The Origin of Hyperdiffusive Relaxations in Soft Glasses

Small particles suspended in fluids move randomly over long length- and time-scales. This motion is the expected response of weakly interacting particles to uncoordinated bombardments from the fluid molecules. This feature of suspensions is considered a fundamental characteristic of their equilibrium state and, over long-enough observation times, leads to universal diffusive particle motions. We report on the motions of particles in single component suspensions in which the suspended (particle) and suspending (fluid) phases are chemically linked. We find that even in equilibrated systems these motions are hyperdiffusive. Our observations add to a large number of recent reports, which show that diffusive motion is not the norm in soft matter such as colloidal gels, nanoemulsions and soft nanoparticle glasses.

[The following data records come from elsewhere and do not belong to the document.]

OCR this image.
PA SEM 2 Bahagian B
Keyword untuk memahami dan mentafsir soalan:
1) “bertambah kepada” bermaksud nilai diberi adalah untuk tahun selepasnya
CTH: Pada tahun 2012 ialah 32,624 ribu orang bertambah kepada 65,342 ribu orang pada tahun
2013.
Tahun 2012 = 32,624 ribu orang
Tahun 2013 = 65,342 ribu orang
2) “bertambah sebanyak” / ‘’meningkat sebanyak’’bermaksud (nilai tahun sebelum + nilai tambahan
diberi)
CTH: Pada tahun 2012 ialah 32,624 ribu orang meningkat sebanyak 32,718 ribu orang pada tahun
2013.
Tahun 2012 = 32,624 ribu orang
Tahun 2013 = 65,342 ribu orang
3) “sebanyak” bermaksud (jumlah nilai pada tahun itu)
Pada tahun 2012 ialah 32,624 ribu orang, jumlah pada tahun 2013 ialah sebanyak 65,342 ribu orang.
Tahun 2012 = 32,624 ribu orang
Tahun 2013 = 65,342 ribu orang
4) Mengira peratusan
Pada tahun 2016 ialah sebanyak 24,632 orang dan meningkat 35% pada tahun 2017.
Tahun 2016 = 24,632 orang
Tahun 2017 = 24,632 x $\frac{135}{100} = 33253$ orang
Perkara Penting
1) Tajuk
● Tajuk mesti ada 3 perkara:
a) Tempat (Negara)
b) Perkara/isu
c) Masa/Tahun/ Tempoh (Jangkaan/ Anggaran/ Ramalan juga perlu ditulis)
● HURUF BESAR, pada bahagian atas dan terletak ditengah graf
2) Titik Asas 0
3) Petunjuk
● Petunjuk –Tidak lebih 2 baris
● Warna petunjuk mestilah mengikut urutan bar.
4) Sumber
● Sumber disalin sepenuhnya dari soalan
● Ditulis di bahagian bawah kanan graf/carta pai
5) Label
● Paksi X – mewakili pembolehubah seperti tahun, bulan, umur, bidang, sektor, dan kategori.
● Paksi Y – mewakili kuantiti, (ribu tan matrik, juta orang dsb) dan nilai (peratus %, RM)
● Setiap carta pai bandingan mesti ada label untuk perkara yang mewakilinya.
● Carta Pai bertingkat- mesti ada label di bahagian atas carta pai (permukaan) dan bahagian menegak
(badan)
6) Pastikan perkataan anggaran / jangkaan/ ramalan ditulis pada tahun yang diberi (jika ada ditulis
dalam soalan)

In such systems, particle motions can be highly correlated over long distances and time, belying long-lived, directed forces thought to arise from out-of-equilibrium, metastable states that can drive sudden irreversible structural re-arrangements. We show that hyperdiffusive motion in soft matter does not require such states and can arise naturally from volume fluctuations brought about by thermal forces. We further show that the simplicity of the force dipoles produced by volume fluctuations in our single-component suspensions leads to a physical origin for hyperdiffusion as fundamental as that commonly thought to produce diffusion of particles in dilute suspensions.